Emirsyah juga dituntut pidana tambahan berupa pembayaran uang pengganti sebesar 86.367.019 dolar AS. Jika uang pengganti tidak dibayar satu bulan setelah putusan inkrah, harta bendanya dapat disita dan dilelang jaksa atau diganti pidana penjara empat tahun.

"Atau apabila terpidana membayar uang pengganti yang jumlahnya kurang dari kewajiban pembayaran dari uang pengganti, maka jumlah uang pengganti yang dibayarkan tersebut akan diperhitungkan dengan lamanya pidana tambahan berupa pidana penjara sebagai pengganti kewajiban membayar uang pengganti," ujar jaksa.

Menurut jaksa, Emirsyah Satar terbukti secara sah dan meyakinkan melakukan tindak pidana korupsi yang dilakukan secara bersama-sama, melanggar Pasal 2 ayat (1) juncto Pasal 18 Undang-Undang Nomor 31 Tahun 1999 tentang Pemberantasan Tindak Pidana Korupsi juncto Pasal 55 ayat (1) ke-1 KUHP.

Menurut jaksa, hal-hal yang memberatkan dalam menjatuhkan tuntutan terhadap Emirsyah, yaitu perbuatannya tidak mendukung pemerintah dalam penyelenggaraan negara yang bersih dan bebas dari korupsi.

"Perbuatan Terdakwa menyebabkan kerugian keuangan negara yang cukup besar. Terdakwa tidak merasa bersalah dan tidak menyesali perbuatannya," sambung jaksa.

Sementara itu, hal yang meringankan ialah Emirsyah dinilai bersikap sopan dalam persidangan. Dalam perkara ini, Emirsyah dinilai terbukti secara tanpa hak menyerahkan rencana pengadaan armada (fleet plan) PT Garuda Indonesia kepada mantan Direktur Utama PT Mugi Rekso Abadi (MRA) Soetikno Soedarjo yang juga duduk sebagai terdakwa.

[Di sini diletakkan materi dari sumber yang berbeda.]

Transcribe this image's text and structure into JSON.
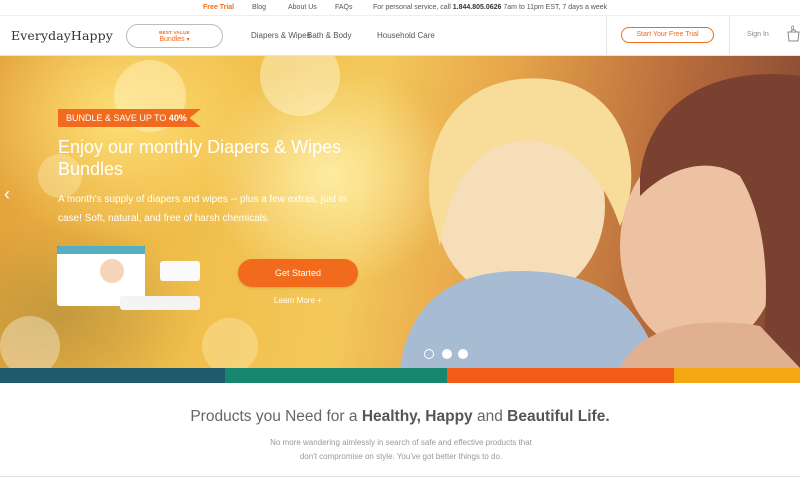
{
  "topbar": {
    "free_trial": "Free Trial",
    "blog": "Blog",
    "about": "About Us",
    "faqs": "FAQs",
    "service_prefix": "For personal service, call",
    "phone": "1.844.805.0626",
    "hours": "7am to 11pm EST, 7 days a week"
  },
  "header": {
    "logo": "EverydayHappy",
    "bundles_badge": "BEST VALUE",
    "bundles_label": "Bundles",
    "nav": [
      "Diapers & Wipes",
      "Bath & Body",
      "Household Care"
    ],
    "trial_button": "Start Your Free Trial",
    "sign_in": "Sign In",
    "cart_count": "0"
  },
  "hero": {
    "badge_text": "BUNDLE & SAVE UP TO",
    "badge_value": "40%",
    "title": "Enjoy our monthly Diapers & Wipes Bundles",
    "subtitle": "A month's supply of diapers and wipes -- plus a few extras, just in case! Soft, natural, and free of harsh chemicals.",
    "cta": "Get Started",
    "learn_more": "Learn More +",
    "slides": 3,
    "active_slide": 2
  },
  "stripes": [
    "#1d5a6e",
    "#16866f",
    "#f25c19",
    "#f4a712"
  ],
  "section": {
    "title_prefix": "Products you Need for a",
    "healthy": "Healthy,",
    "happy": "Happy",
    "and": "and",
    "beautiful": "Beautiful Life.",
    "subtitle": "No more wandering aimlessly in search of safe and effective products that don't compromise on style. You've got better things to do."
  },
  "colors": {
    "accent": "#f26a1b"
  }
}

Rencana pengadaan armada yang sejatinya rahasia perusahaan tersebut kemudian diserahkan kepada pabrikan Bombardier. Emirsyah dinilai terbukti mengubah rencana kebutuhan pengadaan pesawat dari 70 kursi menjadi 90 kursi, tanpa terlebih dahulu ditetapkan dalam rencana jangka panjang perusahaan.

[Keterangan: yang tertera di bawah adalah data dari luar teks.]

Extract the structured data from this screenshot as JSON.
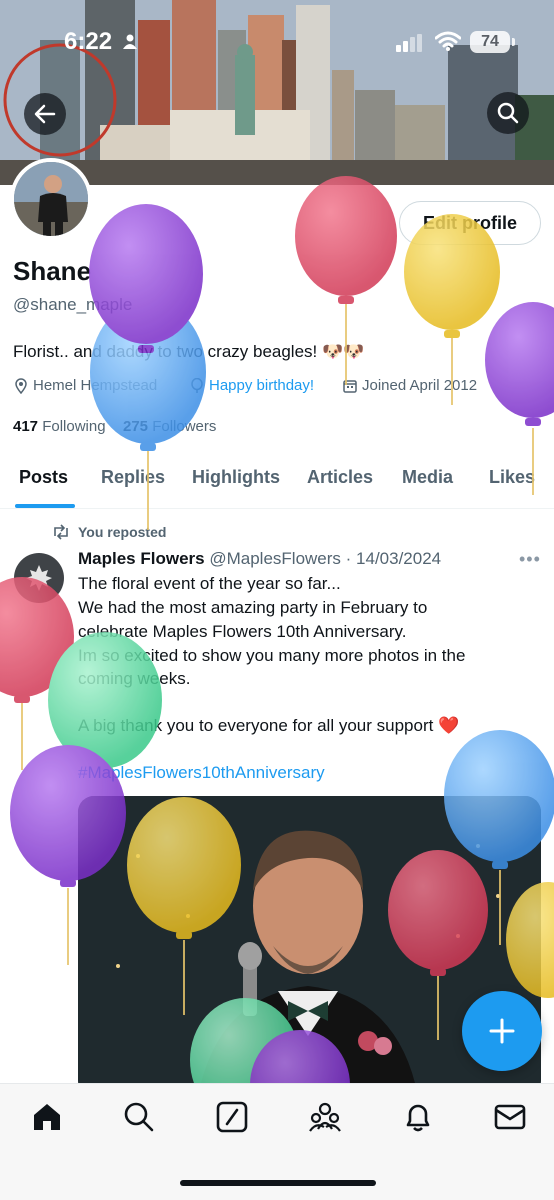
{
  "status_bar": {
    "time": "6:22",
    "battery": "74"
  },
  "profile": {
    "name": "Shane",
    "handle": "@shane_maple",
    "bio": "Florist.. and daddy to two crazy beagles! 🐶🐶",
    "location": "Hemel Hempstead",
    "birthday": "Happy birthday!",
    "joined": "Joined April 2012",
    "following_count": "417",
    "following_label": "Following",
    "followers_count": "275",
    "followers_label": "Followers",
    "edit_label": "Edit profile"
  },
  "tabs": [
    {
      "label": "Posts"
    },
    {
      "label": "Replies"
    },
    {
      "label": "Highlights"
    },
    {
      "label": "Articles"
    },
    {
      "label": "Media"
    },
    {
      "label": "Likes"
    }
  ],
  "post": {
    "repost_label": "You reposted",
    "author": "Maples Flowers",
    "handle": "@MaplesFlowers",
    "date": "· 14/03/2024",
    "lines": [
      "The floral event of the year so far...",
      "We had the most amazing party in February to",
      "celebrate Maples Flowers 10th Anniversary.",
      "Im so excited to show you many more photos in the",
      "coming weeks.",
      "A big thank you to everyone for all your support ❤️"
    ],
    "hashtag": "#MaplesFlowers10thAnniversary"
  },
  "colors": {
    "accent": "#1d9bf0",
    "text": "#0f1419",
    "muted": "#536471"
  },
  "icons": [
    "back-arrow-icon",
    "search-icon",
    "home-icon",
    "explore-icon",
    "grok-icon",
    "communities-icon",
    "notifications-icon",
    "messages-icon",
    "compose-plus-icon"
  ]
}
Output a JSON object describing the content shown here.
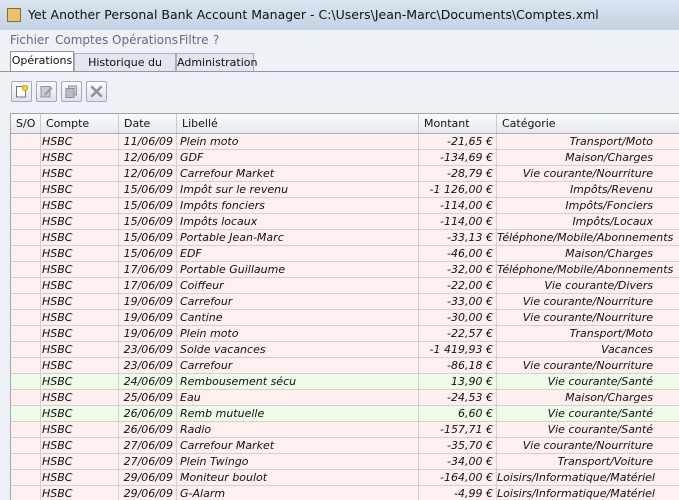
{
  "window": {
    "title": "Yet Another Personal Bank Account Manager - C:\\Users\\Jean-Marc\\Documents\\Comptes.xml"
  },
  "menu": [
    "Fichier",
    "Comptes",
    "Opérations",
    "Filtre",
    "?"
  ],
  "tabs": [
    "Opérations",
    "Historique du solde",
    "Administration"
  ],
  "toolbar": {
    "icons": [
      "new-operation-icon",
      "edit-operation-icon",
      "duplicate-operation-icon",
      "delete-operation-icon"
    ]
  },
  "colors": {
    "expense_row": "#fff0f0",
    "income_row": "#eefbe9"
  },
  "table": {
    "columns": [
      "S/O",
      "Compte",
      "Date",
      "Libellé",
      "Montant",
      "Catégorie"
    ],
    "rows": [
      {
        "so": "",
        "compte": "HSBC",
        "date": "11/06/09",
        "libelle": "Plein moto",
        "montant": "-21,65 €",
        "categorie": "Transport/Moto",
        "type": "expense"
      },
      {
        "so": "",
        "compte": "HSBC",
        "date": "12/06/09",
        "libelle": "GDF",
        "montant": "-134,69 €",
        "categorie": "Maison/Charges",
        "type": "expense"
      },
      {
        "so": "",
        "compte": "HSBC",
        "date": "12/06/09",
        "libelle": "Carrefour Market",
        "montant": "-28,79 €",
        "categorie": "Vie courante/Nourriture",
        "type": "expense"
      },
      {
        "so": "",
        "compte": "HSBC",
        "date": "15/06/09",
        "libelle": "Impôt sur le revenu",
        "montant": "-1 126,00 €",
        "categorie": "Impôts/Revenu",
        "type": "expense"
      },
      {
        "so": "",
        "compte": "HSBC",
        "date": "15/06/09",
        "libelle": "Impôts fonciers",
        "montant": "-114,00 €",
        "categorie": "Impôts/Fonciers",
        "type": "expense"
      },
      {
        "so": "",
        "compte": "HSBC",
        "date": "15/06/09",
        "libelle": "Impôts locaux",
        "montant": "-114,00 €",
        "categorie": "Impôts/Locaux",
        "type": "expense"
      },
      {
        "so": "",
        "compte": "HSBC",
        "date": "15/06/09",
        "libelle": "Portable Jean-Marc",
        "montant": "-33,13 €",
        "categorie": "Téléphone/Mobile/Abonnements",
        "type": "expense"
      },
      {
        "so": "",
        "compte": "HSBC",
        "date": "15/06/09",
        "libelle": "EDF",
        "montant": "-46,00 €",
        "categorie": "Maison/Charges",
        "type": "expense"
      },
      {
        "so": "",
        "compte": "HSBC",
        "date": "17/06/09",
        "libelle": "Portable Guillaume",
        "montant": "-32,00 €",
        "categorie": "Téléphone/Mobile/Abonnements",
        "type": "expense"
      },
      {
        "so": "",
        "compte": "HSBC",
        "date": "17/06/09",
        "libelle": "Coiffeur",
        "montant": "-22,00 €",
        "categorie": "Vie courante/Divers",
        "type": "expense"
      },
      {
        "so": "",
        "compte": "HSBC",
        "date": "19/06/09",
        "libelle": "Carrefour",
        "montant": "-33,00 €",
        "categorie": "Vie courante/Nourriture",
        "type": "expense"
      },
      {
        "so": "",
        "compte": "HSBC",
        "date": "19/06/09",
        "libelle": "Cantine",
        "montant": "-30,00 €",
        "categorie": "Vie courante/Nourriture",
        "type": "expense"
      },
      {
        "so": "",
        "compte": "HSBC",
        "date": "19/06/09",
        "libelle": "Plein moto",
        "montant": "-22,57 €",
        "categorie": "Transport/Moto",
        "type": "expense"
      },
      {
        "so": "",
        "compte": "HSBC",
        "date": "23/06/09",
        "libelle": "Solde vacances",
        "montant": "-1 419,93 €",
        "categorie": "Vacances",
        "type": "expense"
      },
      {
        "so": "",
        "compte": "HSBC",
        "date": "23/06/09",
        "libelle": "Carrefour",
        "montant": "-86,18 €",
        "categorie": "Vie courante/Nourriture",
        "type": "expense"
      },
      {
        "so": "",
        "compte": "HSBC",
        "date": "24/06/09",
        "libelle": "Rembousement sécu",
        "montant": "13,90 €",
        "categorie": "Vie courante/Santé",
        "type": "income"
      },
      {
        "so": "",
        "compte": "HSBC",
        "date": "25/06/09",
        "libelle": "Eau",
        "montant": "-24,53 €",
        "categorie": "Maison/Charges",
        "type": "expense"
      },
      {
        "so": "",
        "compte": "HSBC",
        "date": "26/06/09",
        "libelle": "Remb mutuelle",
        "montant": "6,60 €",
        "categorie": "Vie courante/Santé",
        "type": "income"
      },
      {
        "so": "",
        "compte": "HSBC",
        "date": "26/06/09",
        "libelle": "Radio",
        "montant": "-157,71 €",
        "categorie": "Vie courante/Santé",
        "type": "expense"
      },
      {
        "so": "",
        "compte": "HSBC",
        "date": "27/06/09",
        "libelle": "Carrefour Market",
        "montant": "-35,70 €",
        "categorie": "Vie courante/Nourriture",
        "type": "expense"
      },
      {
        "so": "",
        "compte": "HSBC",
        "date": "27/06/09",
        "libelle": "Plein Twingo",
        "montant": "-34,00 €",
        "categorie": "Transport/Voiture",
        "type": "expense"
      },
      {
        "so": "",
        "compte": "HSBC",
        "date": "29/06/09",
        "libelle": "Moniteur boulot",
        "montant": "-164,00 €",
        "categorie": "Loisirs/Informatique/Matériel",
        "type": "expense"
      },
      {
        "so": "",
        "compte": "HSBC",
        "date": "29/06/09",
        "libelle": "G-Alarm",
        "montant": "-4,99 €",
        "categorie": "Loisirs/Informatique/Matériel",
        "type": "expense"
      }
    ]
  }
}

Ia juga diyakini memerintahkan bawahannya untuk mengubah kriteria pemilihan dalam pengadaan pesawat di PT Garuda Indonesia tanpa persetujuan dari dewan direksi. Emirsyah pun dinilai jaksa telah terbukti bersekongkol dengan Soetikno Soedarjo selaku penasihat komersial (commercial advisory) Bombardier dan Avions De Transport Regional (ATR) untuk memenangkan Bombardier dan ATR dalam pemilihan pengadaan pesawat pada PT Garuda Indonesia.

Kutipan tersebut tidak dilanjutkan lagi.